Evet, bir krizin yaşandığını bugün ve dünkü konuşmalarda da birçok hatip ifade etti. Evet, kriz aşılırken nedense hep sermayeyi koruma refleksiyle yapılmış düzenlemeler üzerinden aşılma çabaları içerisine giriliyor ama halkı kriz anında yaşananlardan daha iyi bir sisteme entegre edebilmenin koşullarını tartışmıyoruz. Yine, sadece belli bir tabakayı kriz anında daha fazla nasıl mutlu edebilirizin veya o krizden en az olumsuz nasıl etkilenebilir pozisyonda tutabilirizin çabalarını sergiliyoruz. Oysa, krizden kurtulmanın doğru seçeneğinin, kendi ülkemizdeki doğal kaynakları, yer altı-yer üstü zenginlik kaynaklarını daha doğru, daha efektif kullanabilmenin koşullarını yaratabilmekle sağlanacağını unutmamalıyız. Bu ülkenin tarım olanaklarını, potansiyelini, hayvancılık potansiyelini, yer altı-yer üstü zenginlik kaynaklarını üretime dayalı sanayide nasıl daha işler hâle getirebiliriz gibi bir çabamızın olmadığını, bizatihi kendimi de işin içine katarak ifade etmek isterim.

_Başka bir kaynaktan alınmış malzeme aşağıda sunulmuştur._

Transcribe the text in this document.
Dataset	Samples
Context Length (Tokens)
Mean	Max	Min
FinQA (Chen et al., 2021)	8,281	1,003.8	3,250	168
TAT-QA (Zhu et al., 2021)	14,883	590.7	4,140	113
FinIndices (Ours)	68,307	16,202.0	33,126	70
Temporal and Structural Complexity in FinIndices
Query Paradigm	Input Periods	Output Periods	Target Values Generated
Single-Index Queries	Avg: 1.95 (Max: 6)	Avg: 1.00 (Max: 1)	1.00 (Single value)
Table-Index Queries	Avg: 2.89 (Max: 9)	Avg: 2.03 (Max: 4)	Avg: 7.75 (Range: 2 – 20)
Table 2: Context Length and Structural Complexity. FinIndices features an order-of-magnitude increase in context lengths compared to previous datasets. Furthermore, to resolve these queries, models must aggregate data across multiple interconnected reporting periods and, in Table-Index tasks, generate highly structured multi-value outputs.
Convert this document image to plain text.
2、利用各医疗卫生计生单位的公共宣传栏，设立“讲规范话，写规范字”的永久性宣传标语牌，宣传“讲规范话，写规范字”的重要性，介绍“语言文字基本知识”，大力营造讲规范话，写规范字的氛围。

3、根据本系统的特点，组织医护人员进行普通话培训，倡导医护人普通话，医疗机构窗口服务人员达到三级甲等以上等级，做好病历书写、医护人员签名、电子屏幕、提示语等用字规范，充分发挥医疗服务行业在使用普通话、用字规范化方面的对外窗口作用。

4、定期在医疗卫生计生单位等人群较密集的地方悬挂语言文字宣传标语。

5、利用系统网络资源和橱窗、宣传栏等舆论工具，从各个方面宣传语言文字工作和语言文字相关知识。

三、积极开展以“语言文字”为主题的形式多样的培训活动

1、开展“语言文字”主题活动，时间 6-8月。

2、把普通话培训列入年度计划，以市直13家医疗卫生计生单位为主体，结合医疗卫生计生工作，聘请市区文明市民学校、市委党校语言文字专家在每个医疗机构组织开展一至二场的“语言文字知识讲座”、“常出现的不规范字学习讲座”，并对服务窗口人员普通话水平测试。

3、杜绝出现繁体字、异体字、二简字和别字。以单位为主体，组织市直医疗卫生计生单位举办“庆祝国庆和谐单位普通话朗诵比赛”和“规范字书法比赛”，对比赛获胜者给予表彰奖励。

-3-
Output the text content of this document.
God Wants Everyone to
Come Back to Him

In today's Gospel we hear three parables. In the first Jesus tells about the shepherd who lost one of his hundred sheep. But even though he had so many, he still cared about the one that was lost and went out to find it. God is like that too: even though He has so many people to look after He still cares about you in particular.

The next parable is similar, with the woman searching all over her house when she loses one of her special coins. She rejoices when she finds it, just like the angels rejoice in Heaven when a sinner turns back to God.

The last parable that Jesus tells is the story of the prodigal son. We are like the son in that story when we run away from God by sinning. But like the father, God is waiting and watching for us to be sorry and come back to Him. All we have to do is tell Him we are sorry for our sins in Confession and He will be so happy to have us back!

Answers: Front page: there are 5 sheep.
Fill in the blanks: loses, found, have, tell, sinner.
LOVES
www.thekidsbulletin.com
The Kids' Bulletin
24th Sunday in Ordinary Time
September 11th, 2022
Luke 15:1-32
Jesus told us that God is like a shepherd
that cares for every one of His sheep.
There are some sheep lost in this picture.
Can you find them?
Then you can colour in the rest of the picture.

Yine, burada, evet, bu düzenlemeler palyatif düzenlemelerdir. Bu düzenlemeler, ekonomik rahatlamayı sağlamaktan ziyade, bataklığı kurutmaktan ziyade, maalesef, bataklık içerisinde gezen bir iki sineği öldürme çabasından başka bir şey değildir. Gerek sermaye açısından gerek emekçi açısından, bir bütün olarak bu ülkeyi oluşturan bütün insanlar açısından en temel probleminden, güvenlikçi politikalar üzerinden, bir savaş ekonomisinden ülkeyi kurtarabilmenin çabasını açığa çıkarabilmeliyiz biz. Çünkü -tümü üzerinde konuşurken de ifade etmiştim- bir ülkedeki güvenlikçi politikalar üzerinden güvenliğe ayrılan paylar ve çatışmalı ortamda istikrarın bozulmasından sonra açığa çıkmış olan koşulların bir kara delik gibi olduğunu söyledik. O kara delik, düşünün ki iktisadi olarak her şeyi yutuyor; insani, ahlaki, vicdani bütün değer yargılarınızın daha fazla yıpranması sonucunu beraberinde getiriyor.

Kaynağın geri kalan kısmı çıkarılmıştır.